Milt Hankins: Let's have a 'do-gooder' Christmas
The chimes peal "O Come, O Come Immanuel." We "Deck the Halls with Boughs of Holly," sing "Jingle Bells" and take an angel from the gigantic, decorated blue spruce at the mall. We feel GOOD!
The Salvation Army bell-ringers greet us at the doors of gaily decorated stores. We drop in a quarter, maybe a folded one dollar bill and feel pleased with ourselves, and the next time dismissively whisper, "I've already given."

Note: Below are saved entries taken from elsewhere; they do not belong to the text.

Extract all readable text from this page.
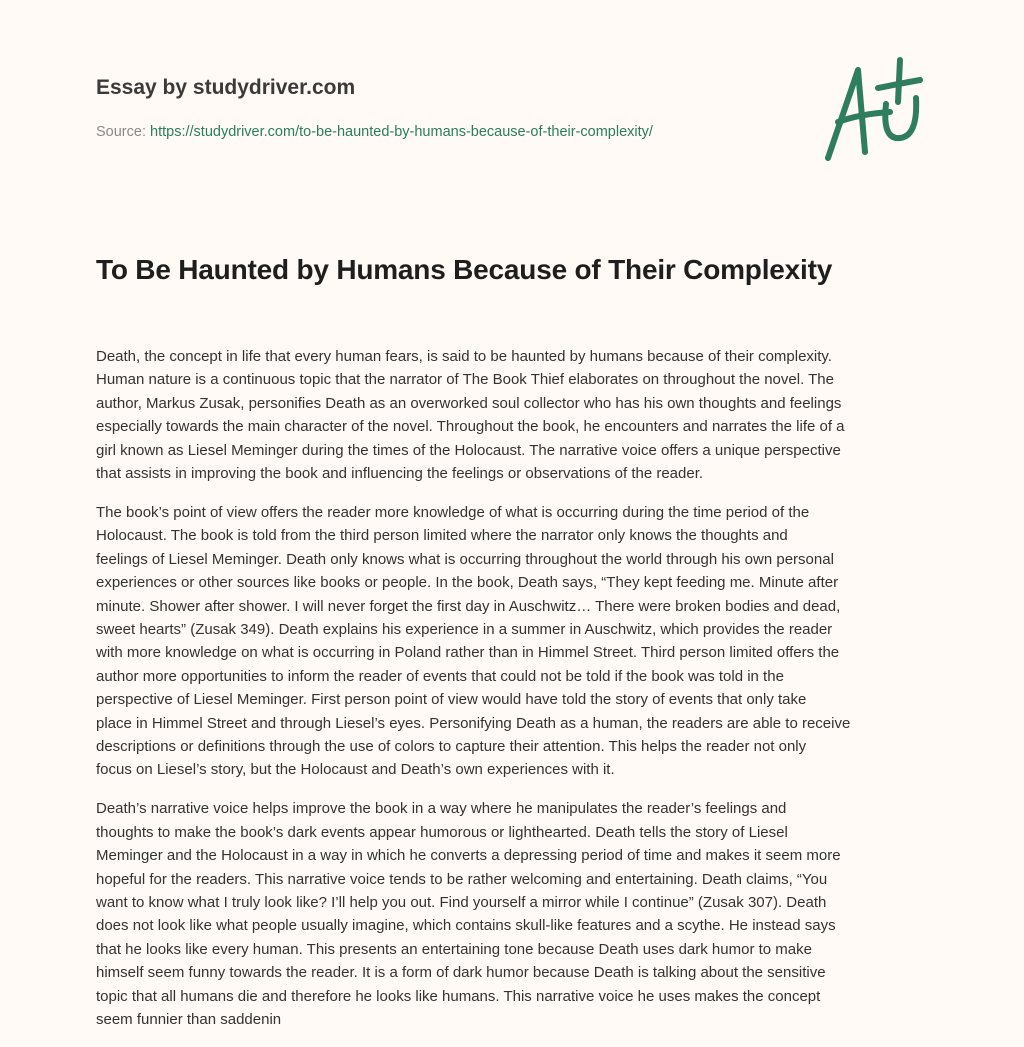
Essay by studydriver.com
Source: https://studydriver.com/to-be-haunted-by-humans-because-of-their-complexity/
To Be Haunted by Humans Because of Their Complexity

Death, the concept in life that every human fears, is said to be haunted by humans because of their complexity.
Human nature is a continuous topic that the narrator of The Book Thief elaborates on throughout the novel. The
author, Markus Zusak, personifies Death as an overworked soul collector who has his own thoughts and feelings
especially towards the main character of the novel. Throughout the book, he encounters and narrates the life of a
girl known as Liesel Meminger during the times of the Holocaust. The narrative voice offers a unique perspective
that assists in improving the book and influencing the feelings or observations of the reader.

The book’s point of view offers the reader more knowledge of what is occurring during the time period of the
Holocaust. The book is told from the third person limited where the narrator only knows the thoughts and
feelings of Liesel Meminger. Death only knows what is occurring throughout the world through his own personal
experiences or other sources like books or people. In the book, Death says, “They kept feeding me. Minute after
minute. Shower after shower. I will never forget the first day in Auschwitz… There were broken bodies and dead,
sweet hearts” (Zusak 349). Death explains his experience in a summer in Auschwitz, which provides the reader
with more knowledge on what is occurring in Poland rather than in Himmel Street. Third person limited offers the
author more opportunities to inform the reader of events that could not be told if the book was told in the
perspective of Liesel Meminger. First person point of view would have told the story of events that only take
place in Himmel Street and through Liesel’s eyes. Personifying Death as a human, the readers are able to receive
descriptions or definitions through the use of colors to capture their attention. This helps the reader not only
focus on Liesel’s story, but the Holocaust and Death’s own experiences with it.

Death’s narrative voice helps improve the book in a way where he manipulates the reader’s feelings and
thoughts to make the book’s dark events appear humorous or lighthearted. Death tells the story of Liesel
Meminger and the Holocaust in a way in which he converts a depressing period of time and makes it seem more
hopeful for the readers. This narrative voice tends to be rather welcoming and entertaining. Death claims, “You
want to know what I truly look like? I’ll help you out. Find yourself a mirror while I continue” (Zusak 307). Death
does not look like what people usually imagine, which contains skull-like features and a scythe. He instead says
that he looks like every human. This presents an entertaining tone because Death uses dark humor to make
himself seem funny towards the reader. It is a form of dark humor because Death is talking about the sensitive
topic that all humans die and therefore he looks like humans. This narrative voice he uses makes the concept
seem funnier than saddenin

Most of us will spend Christmas morning in a cozy living room before a tree under which are many gifts for everyone to enjoy. The smell of a turkey roasting. We anticipate dressing from grandmother's prized recipe and a repeat of the cranberry salad we've made a once-a-year specialty since clipping it from Southern Living.
It's a joyous time!
Most of us will give little thought to those people for whom Christmas is just another day to eke out a sparse living and dining on meager fare. Oh, I'm not laying blame or being accusative. I'm among "the most of us." Busted.
I was thinking to myself just the other day, when I was struggling to figure out what I might buy my wife for Christmas, perhaps a new watch, jewelry, perfume. Definitely not a kitchen gadget. Maybe I'd suggest, "Let's not exchange gifts this year. Let's do what our Jewish friends do -- go out for Chinese and take in a movie!"
I don't think it will work. Not for us.
But, what will work for us? Hmmmm.
We might start with a renewing of our minds concerning what the season is all about. It's really not about ourselves at all. It's not about how many gifts we receive. It's not about elaborate decorations, caroling, concerts and customs. It's a time to think about others -- other people. People who are seeking respite from the cold, a warm meal, a scrounged coat or blanket, enough money to buy heating fuel, struggling to stay alive.
Oops, I'm sounding like a "do-gooder."
Could that be it? That's the answer! It's the season for "paying it forward," easing burdens and doing some good for someone in need. A good word, a good deed -- without patting ourselves on the back for having done something good.
As strange as it may sound to some people, by his life Jesus demonstrated that it's a good thing to be a "do-gooder." I'm wondering what would happen if everyone who reads this column could unselfishly forfeit some Christmas comfort for the sake of someone else. Anyone else, but preferably someone who is homeless, cold, hungry and destitute.
Is it asking too much that we all be a "do-gooder" for a day or two this year? It doesn't have to be a religious thing, and certainly not a political thing. It can be a simple do-good thing without even feeling good about ourselves for having done it.
The child we celebrate at Christmas later said, "As you have done it unto one of the least of these my brethren, you have done it unto me."
Milt Hankins of Ashland, Ky., is a retired minister, theologian and freelance writer.